Hands On with the HTC Droid DNA for Verizon
Updated: updated details of indicator lights and speaker grille, and added photos
If the "phablet" category of super-phones blurs the line between phone and tablet, HTC is now blurring the lines even more with the Droid DNA for Verizon. With a 5-inch screen, the Droid DNA is notably larger than high-end phones with 4.7-inch screens. But put it next to a Samsung Galaxy Note II, and it's clear that the DNA doesn't quite qualify as a phablet, either. This is just one really big phone. And that 5-inch display sports ground-breaking 1080p HD resolution. We spent some time with it this morning. Read on for our first impressions.
The design of the Droid DNA is best described as a mash-up of the One X and the EVO 4G LTE. The front is glass with a curved bevel around all four edges. As they do on the One X, curved edges on the front glass really enhance the feel of the phone. Also like the One X, the back is unibody solid polycarbonate, with a matte texture. This unibody design and matte polycarbonate texture is something HTC excels at, and they've nailed it again on the Droid DNA.

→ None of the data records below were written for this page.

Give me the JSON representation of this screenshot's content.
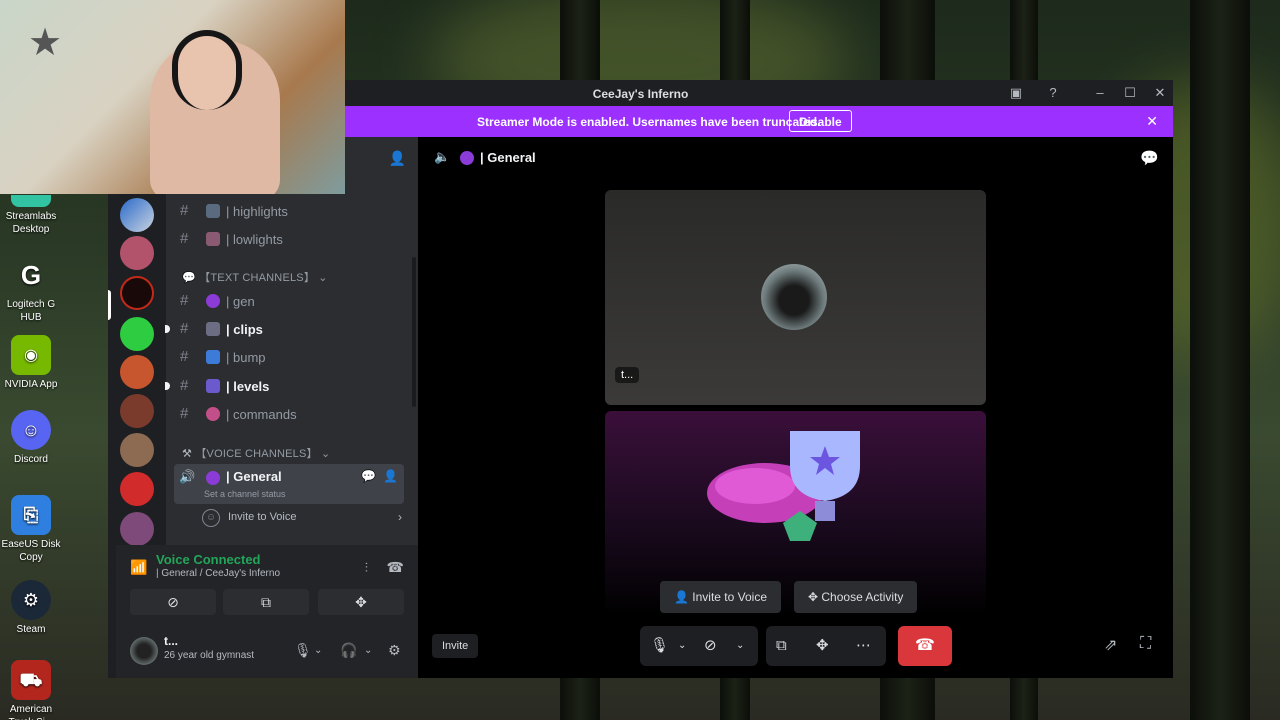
{
  "window": {
    "title": "CeeJay's Inferno"
  },
  "streamer_bar": {
    "message": "Streamer Mode is enabled. Usernames have been truncated.",
    "disable_label": "Disable"
  },
  "desktop_icons": [
    {
      "label": "Streamlabs Desktop",
      "color": "#31c3a2"
    },
    {
      "label": "Logitech G HUB",
      "color": "#1a1a1a"
    },
    {
      "label": "NVIDIA App",
      "color": "#76b900"
    },
    {
      "label": "Discord",
      "color": "#5865f2"
    },
    {
      "label": "EaseUS Disk Copy",
      "color": "#2f7fe0"
    },
    {
      "label": "Steam",
      "color": "#1b2838"
    },
    {
      "label": "American Truck Si...",
      "color": "#b3261e"
    }
  ],
  "channels": [
    {
      "name": "| highlights",
      "unread": false
    },
    {
      "name": "| lowlights",
      "unread": false
    },
    {
      "name": "| gen",
      "unread": false
    },
    {
      "name": "| clips",
      "unread": true
    },
    {
      "name": "| bump",
      "unread": false
    },
    {
      "name": "| levels",
      "unread": true
    },
    {
      "name": "| commands",
      "unread": false
    }
  ],
  "categories": {
    "text": "【TEXT CHANNELS】",
    "voice": "【VOICE CHANNELS】"
  },
  "voice_channel": {
    "name": "| General",
    "status_placeholder": "Set a channel status",
    "invite": "Invite to Voice"
  },
  "voice_panel": {
    "status": "Voice Connected",
    "location": "| General / CeeJay's Inferno"
  },
  "user": {
    "name": "t...",
    "subtitle": "26 year old gymnast"
  },
  "main": {
    "channel_title": "| General",
    "tile_name": "t...",
    "invite_voice": "Invite to Voice",
    "choose_activity": "Choose Activity",
    "invite": "Invite"
  }
}
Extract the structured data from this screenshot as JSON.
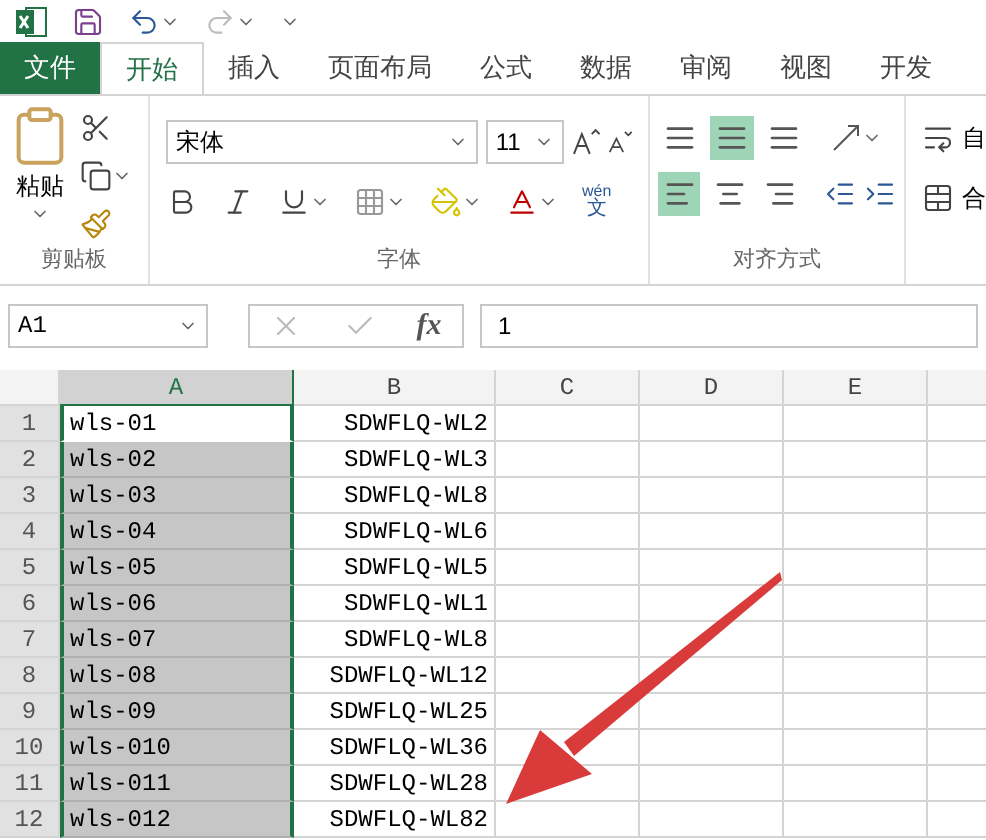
{
  "ribbon_tabs": [
    {
      "label": "文件",
      "kind": "file",
      "selected": false
    },
    {
      "label": "开始",
      "kind": "tab",
      "selected": true
    },
    {
      "label": "插入",
      "kind": "tab",
      "selected": false
    },
    {
      "label": "页面布局",
      "kind": "tab",
      "selected": false
    },
    {
      "label": "公式",
      "kind": "tab",
      "selected": false
    },
    {
      "label": "数据",
      "kind": "tab",
      "selected": false
    },
    {
      "label": "审阅",
      "kind": "tab",
      "selected": false
    },
    {
      "label": "视图",
      "kind": "tab",
      "selected": false
    },
    {
      "label": "开发",
      "kind": "tab",
      "selected": false
    }
  ],
  "clipboard": {
    "paste_label": "粘贴",
    "group_label": "剪贴板"
  },
  "font": {
    "name": "宋体",
    "size": "11",
    "phonetic_top": "wén",
    "phonetic_bottom": "文",
    "group_label": "字体"
  },
  "alignment": {
    "vertical": [
      {
        "selected": false
      },
      {
        "selected": true
      },
      {
        "selected": false
      }
    ],
    "horizontal": [
      {
        "selected": true
      },
      {
        "selected": false
      },
      {
        "selected": false
      }
    ],
    "group_label": "对齐方式"
  },
  "cut_group": {
    "top": "自",
    "bottom": "合"
  },
  "formula_bar": {
    "name_box": "A1",
    "fx": "fx",
    "value": "1"
  },
  "columns": [
    {
      "label": "A",
      "selected": true
    },
    {
      "label": "B",
      "selected": false
    },
    {
      "label": "C",
      "selected": false
    },
    {
      "label": "D",
      "selected": false
    },
    {
      "label": "E",
      "selected": false
    }
  ],
  "rows": [
    {
      "number": "1",
      "a": "wls-01",
      "b": "SDWFLQ-WL2",
      "active": true
    },
    {
      "number": "2",
      "a": "wls-02",
      "b": "SDWFLQ-WL3",
      "active": false
    },
    {
      "number": "3",
      "a": "wls-03",
      "b": "SDWFLQ-WL8",
      "active": false
    },
    {
      "number": "4",
      "a": "wls-04",
      "b": "SDWFLQ-WL6",
      "active": false
    },
    {
      "number": "5",
      "a": "wls-05",
      "b": "SDWFLQ-WL5",
      "active": false
    },
    {
      "number": "6",
      "a": "wls-06",
      "b": "SDWFLQ-WL1",
      "active": false
    },
    {
      "number": "7",
      "a": "wls-07",
      "b": "SDWFLQ-WL8",
      "active": false
    },
    {
      "number": "8",
      "a": "wls-08",
      "b": "SDWFLQ-WL12",
      "active": false
    },
    {
      "number": "9",
      "a": "wls-09",
      "b": "SDWFLQ-WL25",
      "active": false
    },
    {
      "number": "10",
      "a": "wls-010",
      "b": "SDWFLQ-WL36",
      "active": false
    },
    {
      "number": "11",
      "a": "wls-011",
      "b": "SDWFLQ-WL28",
      "active": false
    },
    {
      "number": "12",
      "a": "wls-012",
      "b": "SDWFLQ-WL82",
      "active": false
    }
  ]
}
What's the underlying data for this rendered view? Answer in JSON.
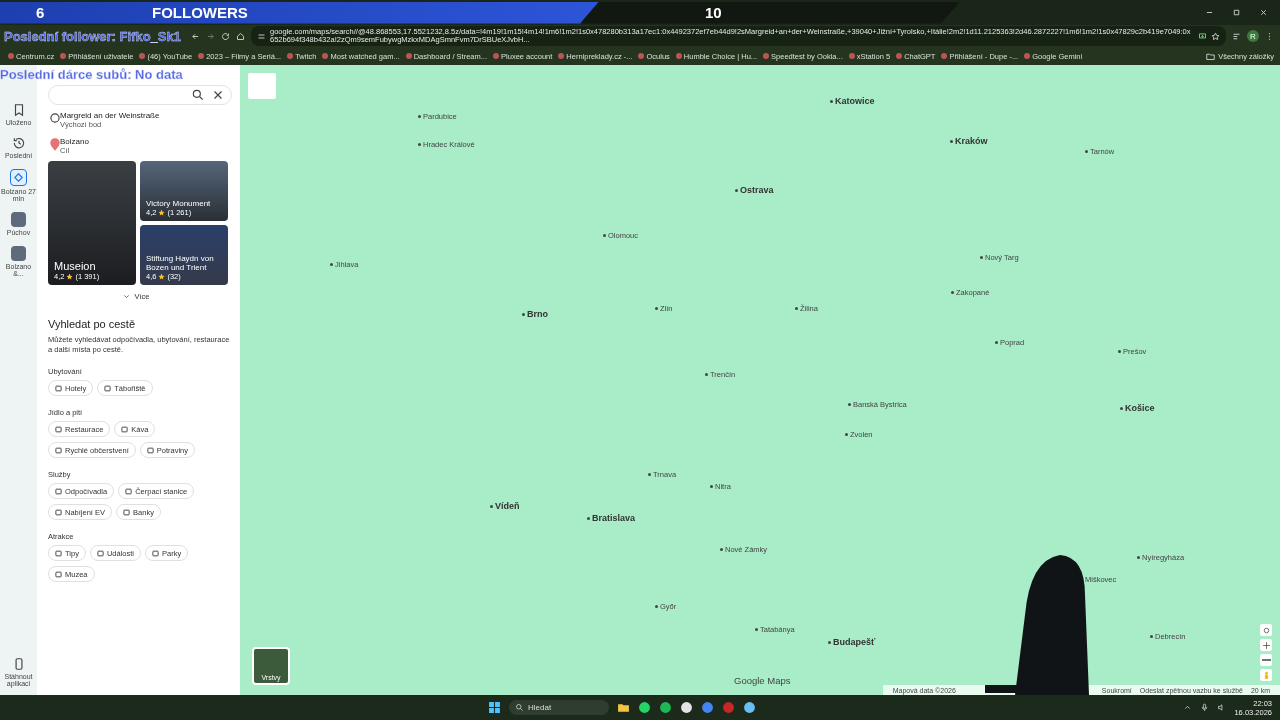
{
  "overlay": {
    "followers_current": "6",
    "followers_label": "FOLLOWERS",
    "followers_goal": "10",
    "last_follower": "Poslední follower: Fifko_Sk1",
    "last_donor": "Poslední dárce subů: No data"
  },
  "browser": {
    "url": "google.com/maps/search//@48.868553,17.5521232,8.5z/data=!4m19!1m15!4m14!1m6!1m2!1s0x478280b313a17ec1:0x4492372ef7eb44d9!2sMargreid+an+der+Weinstraße,+39040+Jižní+Tyrolsko,+Itálie!2m2!1d11.2125363!2d46.2872227!1m6!1m2!1s0x47829c2b419e7049:0x652b694f348b432a!2zQm9semFubywgMzkxMDAgSmnFvm7DrSBUeXJvbH...",
    "profile": "R",
    "bookmarks": [
      {
        "label": "Centrum.cz"
      },
      {
        "label": "Přihlášení uživatele"
      },
      {
        "label": "(46) YouTube"
      },
      {
        "label": "2023 – Filmy a Seriá..."
      },
      {
        "label": "Twitch"
      },
      {
        "label": "Most watched gam..."
      },
      {
        "label": "Dashboard / Stream..."
      },
      {
        "label": "Pluxee account"
      },
      {
        "label": "Hernipreklady.cz -..."
      },
      {
        "label": "Oculus"
      },
      {
        "label": "Humble Choice | Hu..."
      },
      {
        "label": "Speedtest by Ookla..."
      },
      {
        "label": "xStation 5"
      },
      {
        "label": "ChatGPT"
      },
      {
        "label": "Přihlášení - Dupe -..."
      },
      {
        "label": "Google Gemini"
      }
    ],
    "all_bookmarks": "Všechny záložky"
  },
  "rail": {
    "items": [
      {
        "label": "Uloženo",
        "kind": "saved"
      },
      {
        "label": "Poslední",
        "kind": "history"
      },
      {
        "label": "Bolzano 27 min",
        "kind": "route"
      },
      {
        "label": "Púchov",
        "kind": "thumb"
      },
      {
        "label": "Bolzano &...",
        "kind": "thumb"
      }
    ],
    "download": "Stáhnout aplikaci"
  },
  "panel": {
    "route": [
      {
        "name": "Margreid an der Weinstraße",
        "role": "Výchozí bod",
        "kind": "start"
      },
      {
        "name": "Bolzano",
        "role": "Cíl",
        "kind": "end"
      }
    ],
    "places": [
      {
        "name": "Museion",
        "rating": "4,2",
        "reviews": "(1 391)"
      },
      {
        "name": "Victory Monument",
        "rating": "4,2",
        "reviews": "(1 261)"
      },
      {
        "name": "Stiftung Haydn von Bozen und Trient",
        "rating": "4,6",
        "reviews": "(32)"
      }
    ],
    "more": "Více",
    "heading": "Vyhledat po cestě",
    "description": "Můžete vyhledávat odpočívadla, ubytování, restaurace a další místa po cestě.",
    "sections": [
      {
        "title": "Ubytování",
        "chips": [
          "Hotely",
          "Tábořiště"
        ]
      },
      {
        "title": "Jídlo a pití",
        "chips": [
          "Restaurace",
          "Káva",
          "Rychlé občerstvení",
          "Potraviny"
        ]
      },
      {
        "title": "Služby",
        "chips": [
          "Odpočívadla",
          "Čerpací stanice",
          "Nabíjení EV",
          "Banky"
        ]
      },
      {
        "title": "Atrakce",
        "chips": [
          "Tipy",
          "Události",
          "Parky",
          "Muzea"
        ]
      }
    ]
  },
  "map": {
    "labels": [
      {
        "text": "Katowice",
        "kind": "city"
      },
      {
        "text": "Pardubice",
        "kind": "town"
      },
      {
        "text": "Kraków",
        "kind": "city"
      },
      {
        "text": "Hradec Králové",
        "kind": "town"
      },
      {
        "text": "Tarnów",
        "kind": "town"
      },
      {
        "text": "Ostrava",
        "kind": "city"
      },
      {
        "text": "Olomouc",
        "kind": "town"
      },
      {
        "text": "Nový Targ",
        "kind": "town"
      },
      {
        "text": "Jihlava",
        "kind": "town"
      },
      {
        "text": "Zakopané",
        "kind": "town"
      },
      {
        "text": "Zlín",
        "kind": "town"
      },
      {
        "text": "Žilina",
        "kind": "town"
      },
      {
        "text": "Brno",
        "kind": "city"
      },
      {
        "text": "Poprad",
        "kind": "town"
      },
      {
        "text": "Prešov",
        "kind": "town"
      },
      {
        "text": "Trenčín",
        "kind": "town"
      },
      {
        "text": "Banská Bystrica",
        "kind": "town"
      },
      {
        "text": "Košice",
        "kind": "city"
      },
      {
        "text": "Zvolen",
        "kind": "town"
      },
      {
        "text": "Trnava",
        "kind": "town"
      },
      {
        "text": "Nitra",
        "kind": "town"
      },
      {
        "text": "Vídeň",
        "kind": "city"
      },
      {
        "text": "Bratislava",
        "kind": "city"
      },
      {
        "text": "Nové Zámky",
        "kind": "town"
      },
      {
        "text": "Nyíregyháza",
        "kind": "town"
      },
      {
        "text": "Miškovec",
        "kind": "town"
      },
      {
        "text": "Győr",
        "kind": "town"
      },
      {
        "text": "Tatabánya",
        "kind": "town"
      },
      {
        "text": "Debrecín",
        "kind": "town"
      },
      {
        "text": "Budapešť",
        "kind": "city"
      }
    ],
    "layers": "Vrstvy",
    "brand": "Google Maps",
    "footer": [
      "Mapová data ©2026",
      "Soukromí",
      "Odeslat zpětnou vazbu ke službě",
      "20 km"
    ]
  },
  "taskbar": {
    "search": "Hledat",
    "time": "22:03",
    "date": "16.03.2026"
  }
}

The same HTC designer is responsible for both the EVO 4G LTE and Droid DNA, and it shows in the masculine details, such as the metal highlights around the side. There are bands down both sides that look like perforated red metal. The buttons on the side and top have a spun metal finish. Fortunately, the DNA doesn't have the same sharp edges that bugged us on the EVO 4G LTE. They look good and work well. The lock button is on the top, centered, which works well for this size phone.
Droid DNA hardware
Click a thumbnail above for a larger view.
I do have some niggles with the design. First, the flat sides have a slope that narrows toward the back of the phone. That's the opposite of the One X, and it makes the Droid DNA slightly more difficult to grip with confidence. Second, the micro-USB port on the bottom has a hatch covering it. It's an okay hatch, but why have one at all? Personally, I would rip this off on day one.
The earpiece is a small slit with a red grill behind it. Above it the only plastic on the front, a band of dark glossy plastic that looks black most of the time, but shimmers red if it catches the light a certain way. It's a classy touch.
Also, HTC made the thoughtful decision to put an indicator light on the front and the back of the Droid DNA. There's a small light in the speaker grille, but also, on the back, just to the left of the camera that flashes for new messages, etc. That's a nice touch.
But overall, the hardware looks and feels great. The size is impressively manageable, given the huge screen. The weight isn't too cumbersome. And the back has a nice curve to it that makes it much easier to hold, much like the Windows Phone 8X. Like on the 8X, HTC achieved this shape by packing the battery in the middle, in-between the display and the circuit board. This of course means the battery is sealed inside, but it really does give the phone a better shape.
The screen is gorgeous. With 440 ppi, it's absolutely as sharp as they come. It doesn't have quite the viewing angle nor eye-popping colors of an OLED screen, but it's no slouch. It's Sony Super LCD 3 technology, and it looks great.
Continuing HTC's partnerships with Beats, the DNA sports two amplifiers - one for the speaker and one for headphones - with 2.55 volts of power (more than most phones.)
The camera is the same as the One X, with backside-illuminated sensor and f/2.0 lens. In our quick tests, it impressed. The DNA borrows HTC's ImageChip from the One series, so it has great performance, including burst mode and simultaneous photo and video capture. The front camera is 2.1-megapixel with a wide-angle lens that makes it easier to hold the phone in front of you and grab a group photo, or do a group video chat.
The Droid DNA software is mostly what you'd expect, with Android 4.1, HTC Sense 4+, plus a healthy collection of apps from HTC, Verizon, and Amazon. Included is HTC's Notes app, which lets you combine photos, drawings, text, and voice notes into one collection that syncs with Evernote. It's not quite what you get with a Samsung Galaxy Note II, but it's still useful. A drawing app is pretty much required with a screen this size.
Droid DNA Interface
Click a thumbnail above for a larger view.
The quad-core processor power the phone well. Everything is speedy. There's 2 GB of RAM, so that won't slow you down.
However, there's only 16 GB of memory, and no memory card slot, so you'd better be ready to use the cloud if you want much media at your fingertips. What makes this really odd is that the Droid DNA is essentially the same phone as the Butterfly J for Japan, but the Butterfly J does have a memory card slot. Odd.
In short, the Droid DNA seems to combine most of the best ideas from all of HTC's recent flagship phones, and builds on it with the stunning 5-inch full-HD display. If you can manage the size and lack of memory card slot, this one extremely promising flagship phone for the holidays.